Writing in London will focus on creative nonfiction, a genre that Weldon has found to be welcoming to writers of all backgrounds and experience levels. The genre also draws on skills that are at the heart of the London & Florence program, such as curiosity, observation, analysis, and interpretation. Students will hone those skills during readings, discussion, and visiting sites throughout the city and in writing and workshopping drafts of their essays.

To prepare, Weldon has been collaborating with Andrew Kennedy, the London-based professor who teaches two classes for the program: London as Visual Text and Collecting the World in London. Kennedy’s courses, taught almost entirely on site in and around London, explore the city and nation’s history, culture, and heritage narratives through centuries of continuous economic, political, and social change.

The two professors are planning to bring their courses together for some joint site visits. For example, they might take students to the Imperial War Museum, a regular part of Kennedy’s museum studies course, to look at World War II propaganda and connect it to George Orwell’s Nineteen Eighty-four. They also expect to team up on an overnight trip to visit Monk’s House, the country home of 20th century novelist and essayist Virginia Woolf.

“I would be looking at what was going on in Virginia Woolf’s life, including her writing life, when she was living there,” Weldon said. “We would also talk about how Woolf, who struggled with depression and mental illness, found a very great solace and joy in walking.”

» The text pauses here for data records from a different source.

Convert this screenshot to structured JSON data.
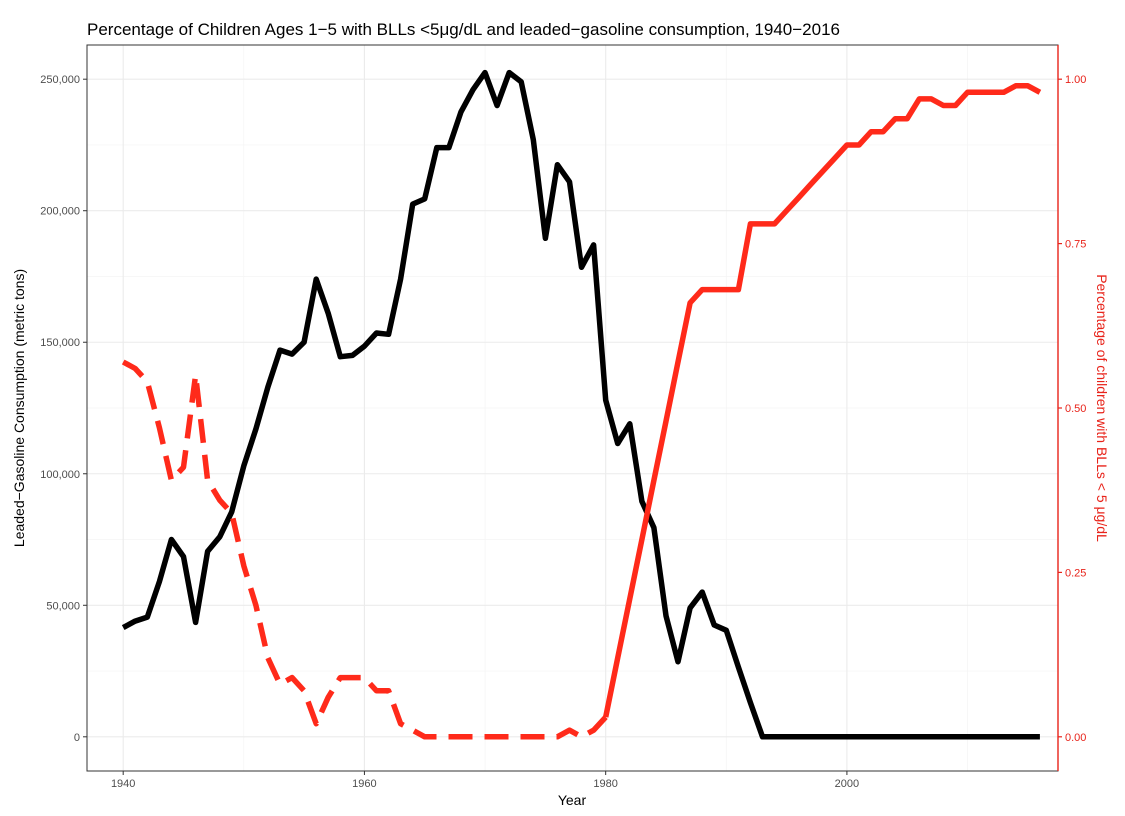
{
  "chart_data": {
    "type": "line",
    "title": "Percentage of Children Ages 1−5 with BLLs <5μg/dL and leaded−gasoline consumption, 1940−2016",
    "xlabel": "Year",
    "ylabel_left": "Leaded−Gasoline Consumption (metric tons)",
    "ylabel_right": "Percentage of children with BLLs < 5 μg/dL",
    "xlim": [
      1937,
      2017.5
    ],
    "ylim_left": [
      -13000,
      263000
    ],
    "ylim_right": [
      -0.052,
      1.052
    ],
    "x_ticks": [
      1940,
      1960,
      1980,
      2000
    ],
    "x_tick_labels": [
      "1940",
      "1960",
      "1980",
      "2000"
    ],
    "y_left_ticks": [
      0,
      50000,
      100000,
      150000,
      200000,
      250000
    ],
    "y_left_tick_labels": [
      "0",
      "50,000",
      "100,000",
      "150,000",
      "200,000",
      "250,000"
    ],
    "y_right_ticks": [
      0,
      0.25,
      0.5,
      0.75,
      1.0
    ],
    "y_right_tick_labels": [
      "0.00",
      "0.25",
      "0.50",
      "0.75",
      "1.00"
    ],
    "grid": true,
    "colors": {
      "gasoline": "#000000",
      "bll": "#ff2a1a",
      "right_axis": "#e8231a",
      "tick_text": "#4d4d4d"
    },
    "series": [
      {
        "axis": "left",
        "style": "solid",
        "x": [
          1940,
          1941,
          1942,
          1943,
          1944,
          1945,
          1946,
          1947,
          1948,
          1949,
          1950,
          1951,
          1952,
          1953,
          1954,
          1955,
          1956,
          1957,
          1958,
          1959,
          1960,
          1961,
          1962,
          1963,
          1964,
          1965,
          1966,
          1967,
          1968,
          1969,
          1970,
          1971,
          1972,
          1973,
          1974,
          1975,
          1976,
          1977,
          1978,
          1979,
          1980,
          1981,
          1982,
          1983,
          1984,
          1985,
          1986,
          1987,
          1988,
          1989,
          1990,
          1991,
          1992,
          1993,
          1994,
          1995,
          1996,
          1997,
          1998,
          1999,
          2000,
          2001,
          2002,
          2003,
          2004,
          2005,
          2006,
          2007,
          2008,
          2009,
          2010,
          2011,
          2012,
          2013,
          2014,
          2015,
          2016
        ],
        "values": [
          41500,
          44000,
          45500,
          59000,
          75000,
          68500,
          43500,
          70500,
          76000,
          85500,
          103000,
          117000,
          133000,
          147000,
          145500,
          150000,
          174000,
          161000,
          144500,
          145000,
          148500,
          153500,
          153000,
          174000,
          202500,
          204500,
          224000,
          224000,
          237500,
          246000,
          252500,
          240000,
          252500,
          249000,
          227000,
          189500,
          217500,
          211000,
          178500,
          187000,
          128000,
          111500,
          119000,
          89500,
          79500,
          46000,
          28500,
          49000,
          55000,
          42500,
          40500,
          26500,
          13000,
          0,
          0,
          0,
          0,
          0,
          0,
          0,
          0,
          0,
          0,
          0,
          0,
          0,
          0,
          0,
          0,
          0,
          0,
          0,
          0,
          0,
          0,
          0,
          0
        ]
      },
      {
        "axis": "right",
        "style": "dashed",
        "x": [
          1940,
          1941,
          1942,
          1943,
          1944,
          1945,
          1946,
          1947,
          1948,
          1949,
          1950,
          1951,
          1952,
          1953,
          1954,
          1955,
          1956,
          1957,
          1958,
          1959,
          1960,
          1961,
          1962,
          1963,
          1964,
          1965,
          1966,
          1967,
          1968,
          1969,
          1970,
          1971,
          1972,
          1973,
          1974,
          1975,
          1976,
          1977,
          1978,
          1979,
          1980
        ],
        "values": [
          0.57,
          0.56,
          0.54,
          0.47,
          0.39,
          0.41,
          0.55,
          0.39,
          0.36,
          0.34,
          0.26,
          0.2,
          0.12,
          0.08,
          0.09,
          0.07,
          0.02,
          0.06,
          0.09,
          0.09,
          0.09,
          0.07,
          0.07,
          0.02,
          0.01,
          0,
          0,
          0,
          0,
          0,
          0,
          0,
          0,
          0,
          0,
          0,
          0,
          0.01,
          0,
          0.01,
          0.03
        ]
      },
      {
        "axis": "right",
        "style": "solid",
        "x": [
          1980,
          1981,
          1982,
          1983,
          1984,
          1985,
          1986,
          1987,
          1988,
          1989,
          1990,
          1991,
          1992,
          1993,
          1994,
          1995,
          1996,
          1997,
          1998,
          1999,
          2000,
          2001,
          2002,
          2003,
          2004,
          2005,
          2006,
          2007,
          2008,
          2009,
          2010,
          2011,
          2012,
          2013,
          2014,
          2015,
          2016
        ],
        "values": [
          0.03,
          0.12,
          0.21,
          0.3,
          0.39,
          0.48,
          0.57,
          0.66,
          0.68,
          0.68,
          0.68,
          0.68,
          0.78,
          0.78,
          0.78,
          0.8,
          0.82,
          0.84,
          0.86,
          0.88,
          0.9,
          0.9,
          0.92,
          0.92,
          0.94,
          0.94,
          0.97,
          0.97,
          0.96,
          0.96,
          0.98,
          0.98,
          0.98,
          0.98,
          0.99,
          0.99,
          0.98
        ]
      }
    ]
  }
}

“When we visit Monk’s House, I just love the idea of walking with the students on the same walk that Virginia Woolf would have taken,” said Weldon. “For instance, she would often wake up and spend a few hours writing, then walk on a path across the South Downs to Charleston, which was her sister Vanessa Bell’s home. We’d do that with the students. Along the way, there are some Iron Age sites [dating back to when the Romans were in England] and a historic church that Andrew would talk about.”

“We would also talk about the idea of ‘the countryside’ in England and compare the city space with the rural space,” she noted, “so it would be a very meaningful visit for both his course and mine.”

The interaction of collaboration and place is what makes the London & Florence program so compelling, according to Weldon. “The students will be collaborating with me and Andrew and each other,” she said, “and then this unique place – London – collaborates imaginatively with all of us in a way that is magical.”